On the eve of the Holocaust the Jewish population of Bulgaria was 48,000. At the end: 48,000. This isn’t a Holocaust tale like you’ve heard before.
In late 1940, like most other European countries, a pro-Germany Bulgarian government passed Bulgaria’s first anti-Jewish laws. But unlike those countries, what followed were mass protests from a largely non-Jewish public. After hundreds of years of peaceful co-existence with Jews, the Bulgarian public was not buying what Hitler was selling.
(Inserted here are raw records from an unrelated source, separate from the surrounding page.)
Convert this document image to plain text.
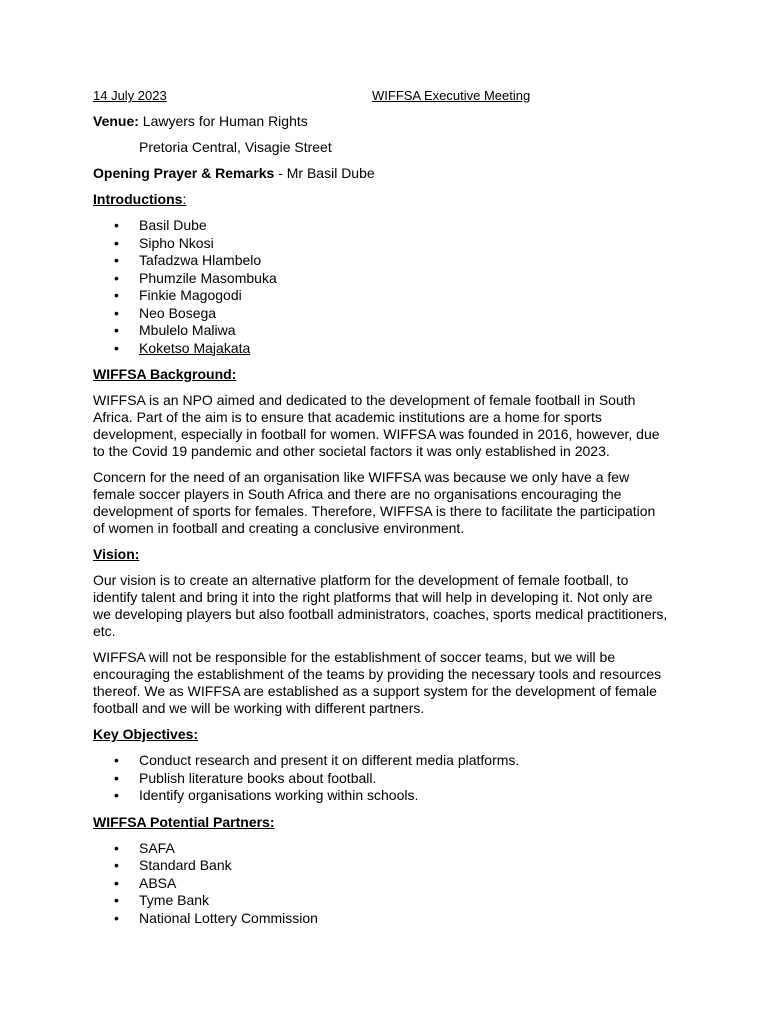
14 July 2023	WIFFSA Executive Meeting

Venue: Lawyers for Human Rights

Pretoria Central, Visagie Street

Opening Prayer & Remarks - Mr Basil Dube

Introductions:

• Basil Dube
• Sipho Nkosi
• Tafadzwa Hlambelo
• Phumzile Masombuka
• Finkie Magogodi
• Neo Bosega
• Mbulelo Maliwa
• Koketso Majakata

WIFFSA Background:

WIFFSA is an NPO aimed and dedicated to the development of female football in South
Africa. Part of the aim is to ensure that academic institutions are a home for sports
development, especially in football for women. WIFFSA was founded in 2016, however, due
to the Covid 19 pandemic and other societal factors it was only established in 2023.

Concern for the need of an organisation like WIFFSA was because we only have a few
female soccer players in South Africa and there are no organisations encouraging the
development of sports for females. Therefore, WIFFSA is there to facilitate the participation
of women in football and creating a conclusive environment.

Vision:

Our vision is to create an alternative platform for the development of female football, to
identify talent and bring it into the right platforms that will help in developing it. Not only are
we developing players but also football administrators, coaches, sports medical practitioners,
etc.

WIFFSA will not be responsible for the establishment of soccer teams, but we will be
encouraging the establishment of the teams by providing the necessary tools and resources
thereof. We as WIFFSA are established as a support system for the development of female
football and we will be working with different partners.

Key Objectives:

• Conduct research and present it on different media platforms.
• Publish literature books about football.
• Identify organisations working within schools.

WIFFSA Potential Partners:

• SAFA
• Standard Bank
• ABSA
• Tyme Bank
• National Lottery Commission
But public outcry wasn’t enough. The Jews needed Dimitar Pešev, former Deputy Speaker of the National Assembly and longstanding friend of the Jewish community. By 1943, aware of the gruesome fates of Jews deported from Bulgarian-occupied territories, Pešev persuaded a heavily Nazi-aligned Tsar Boris to delay deportations. Following that, Pešev introduced legislation in the parliament critical of the deportations. Though the legislation was voted down and Pešev forced to resign, the subsequent waves of public protest, featuring the Bulgarian Orthodox Church, reluctantly changed Boris’ mind. Plans of deportation were nixed. Nevertheless, Boris still sent tens of thousands of Bulgarian Jews to forced-labor camps in the Bulgarian countryside.
It wasn’t until the Cold War ended that this incredible story came to light. Previously censored by a Soviet regime that could not give credit where credit was due—the Church, enemies of communism alike—Pešev’s heroism remained buried but not forgotten.